Investments worth “billions of dollars" will come into power generation, hotels, the stock market, cement and banking, said Aziz, who became Prime Minister in 2004 after serving almost five years as finance minister.

Pakistan needs overseas funds in power projects because demand is forecast to rise at an annual pace of as much as 12% in the next three years, Aziz said. Demand for electricity rose 20% in the year ending 30 June, more than twice the pace projected, he said. “People have the money to buy electricity, demand has been much higher than all of us expected so we have to gear up," Aziz said.

Demonstrators have burned tyres and staged protests in Karachi since May to protest against power outages lasting as long as eight hours a day in the country’s commercial capital. “Power is the single biggest hurdle confronting the economy," said Naqvi. “My fear is that as pressure increases, the government will panic, cut unattractive deals and pay too much to the private sector for power."

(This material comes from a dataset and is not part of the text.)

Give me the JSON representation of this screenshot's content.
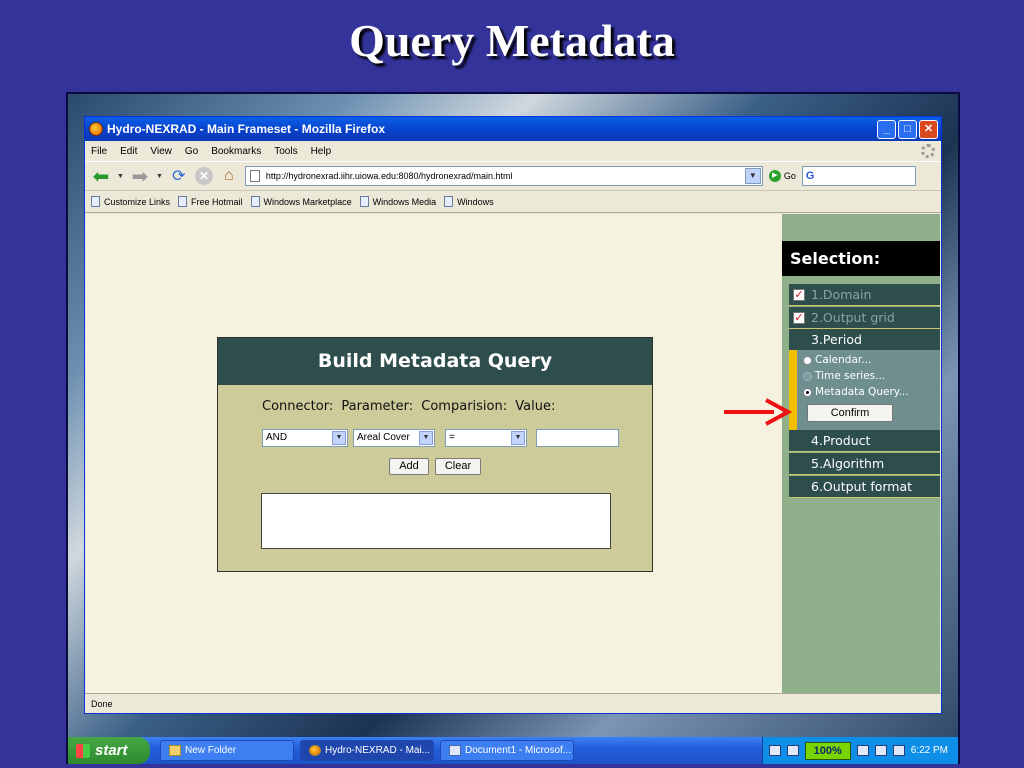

The government estimates foreign investment will rise from $3.8 billion in the fiscal year ended 30 June to spur economic growth to 7.2% from 7%. Pakistan needs political stability to ensure overseas investors join Standard Chartered Plc., and China Mobile Ltd, and sustain economic growth that averaged 7.5% in four years.

“Pakistan’s reform has been institutionalized to a large extent and codified in the law," said Aziz. “The law can be changed by parliament but then the government of the day will have to explain to the public and the world at large."

Rising investment and improved living standards may help President Pervez Musharraf, who is facing violent opposition to his rule after he removed Chaudhry in March. The president is seeking re-election before January’s parliamentary polls.

Faster growth is fuelling inflation, which has averaged almost 8% in the past year, compared with 2.5% at the time of the last parliamentary elections in 2002. That’s increasing food prices in a nation where about 70% of the population lives on less than $2 a day.